Zuhal Demirci,Tuğçenur Yılmaz,Tuncay Çakmak
21 Juin 2018•Mise à jour: 22 Juin 2018
AA - Ankara - Tuncay Çakmak
Le ministre turc des affaires de l’Union Européenne (UE), Omer Celik, a estimé que si les pays européens ne luttent pas efficacement contre la montée du racisme et de la xénophobie sur leurs terres, l’extrême-droite sera le Daech de l’Europe.
Celik était l’invité, jeudi, de la Table des éditorialistes de l’Agence Anadolu (AA).

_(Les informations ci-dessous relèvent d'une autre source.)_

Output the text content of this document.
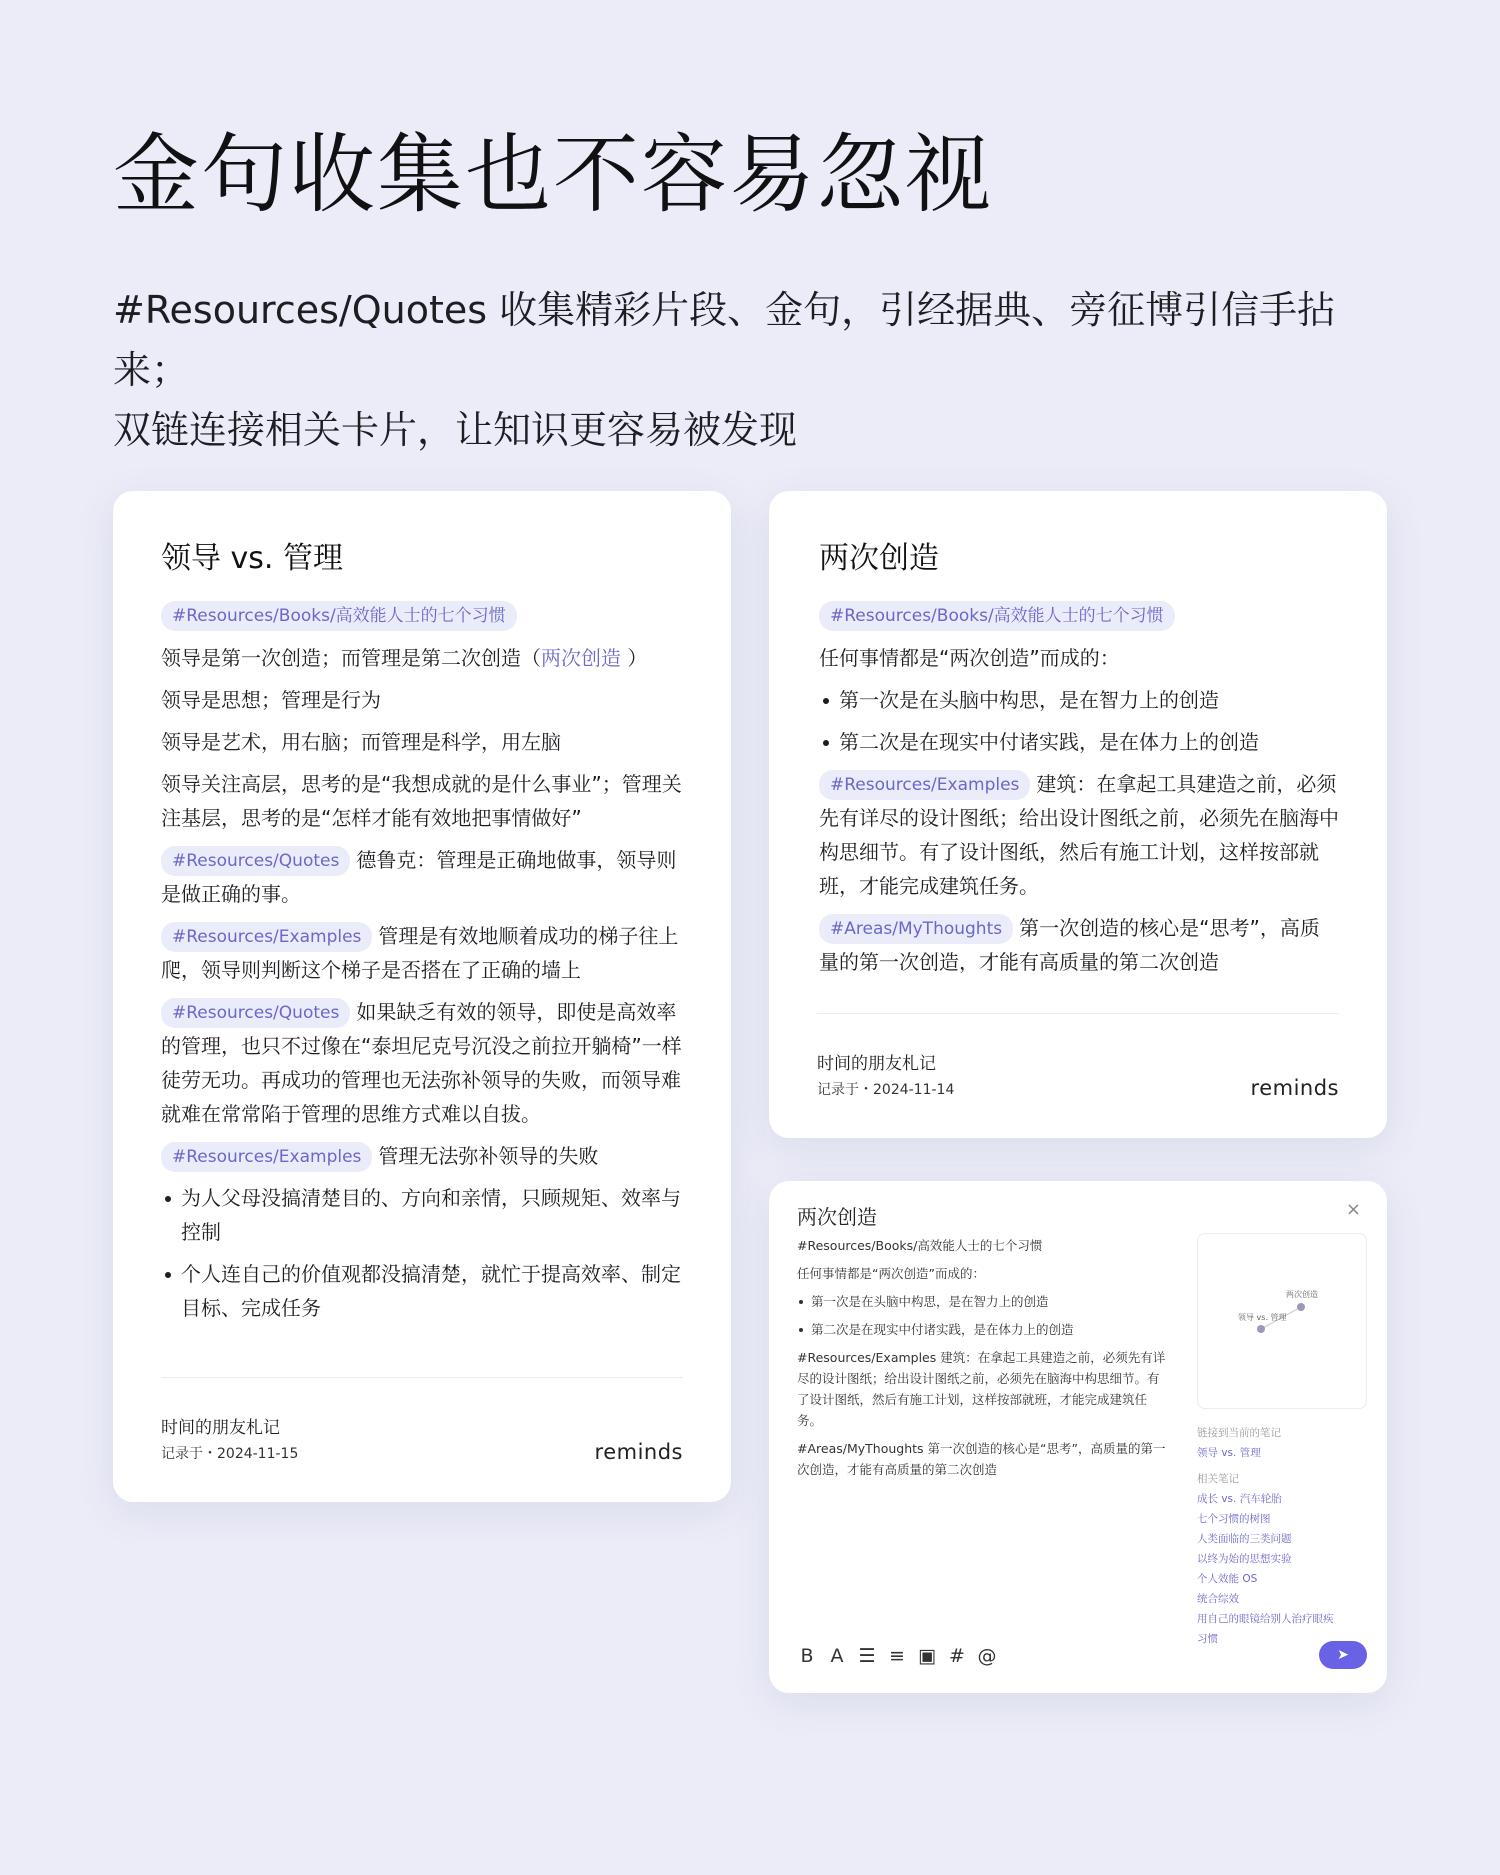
金句收集也不容易忽视
#Resources/Quotes 收集精彩片段、金句，引经据典、旁征博引信手拈来；
双链连接相关卡片，让知识更容易被发现
领导 vs. 管理
#Resources/Books/高效能人士的七个习惯

领导是第一次创造；而管理是第二次创造（两次创造 ）

领导是思想；管理是行为

领导是艺术，用右脑；而管理是科学，用左脑

领导关注高层，思考的是“我想成就的是什么事业”；管理关注基层，思考的是“怎样才能有效地把事情做好”

#Resources/Quotes 德鲁克：管理是正确地做事，领导则是做正确的事。

#Resources/Examples 管理是有效地顺着成功的梯子往上爬，领导则判断这个梯子是否搭在了正确的墙上

#Resources/Quotes 如果缺乏有效的领导，即使是高效率的管理，也只不过像在“泰坦尼克号沉没之前拉开躺椅”一样徒劳无功。再成功的管理也无法弥补领导的失败，而领导难就难在常常陷于管理的思维方式难以自拔。

#Resources/Examples 管理无法弥补领导的失败

为人父母没搞清楚目的、方向和亲情，只顾规矩、效率与控制
个人连自己的价值观都没搞清楚，就忙于提高效率、制定目标、完成任务
时间的朋友札记
记录于・2024-11-15	reminds
两次创造
#Resources/Books/高效能人士的七个习惯

任何事情都是“两次创造”而成的：

第一次是在头脑中构思，是在智力上的创造
第二次是在现实中付诸实践，是在体力上的创造

#Resources/Examples 建筑：在拿起工具建造之前，必须先有详尽的设计图纸；给出设计图纸之前，必须先在脑海中构思细节。有了设计图纸，然后有施工计划，这样按部就班，才能完成建筑任务。

#Areas/MyThoughts 第一次创造的核心是“思考”，高质量的第一次创造，才能有高质量的第二次创造

时间的朋友札记
记录于・2024-11-14	reminds
两次创造	×

#Resources/Books/高效能人士的七个习惯

任何事情都是“两次创造”而成的：

第一次是在头脑中构思，是在智力上的创造
第二次是在现实中付诸实践，是在体力上的创造

#Resources/Examples 建筑：在拿起工具建造之前，必须先有详尽的设计图纸；给出设计图纸之前，必须先在脑海中构思细节。有了设计图纸，然后有施工计划，这样按部就班，才能完成建筑任务。

#Areas/MyThoughts 第一次创造的核心是“思考”，高质量的第一次创造，才能有高质量的第二次创造

两次创造
领导 vs. 管理
链接到当前的笔记
领导 vs. 管理
相关笔记
成长 vs. 汽车轮胎
七个习惯的树图
人类面临的三类问题
以终为始的思想实验
个人效能 OS
统合综效
用自己的眼镜给别人治疗眼疾
习惯
B A ☰ ≡ ▣ # @	➤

Il a commenté l’actualité nationale et internationale, et a répondu aux questions des journalistes.
Le ministre a d’abord voulu passer un message aux pays européens qui font face à la montée en force des partis d’extrême-droite.
"Les gouvernements européens seront confrontés à une réalité telle que Daech sur le sol, s’ils continuent d’ouvrir le chemin à la hausse de l’extrême-droite, un poison pour leur propre peuple", a-t-il averti.
Par ces mots, Omer Celik a dénoncé les interdictions de manifestations imposées au gouvernement turc par plusieurs pays européens, alors que ces mêmes pays ont et autorisent les partis pro-PKK (organisation terroriste reconnue par l’UE) à le faire en toute liberté.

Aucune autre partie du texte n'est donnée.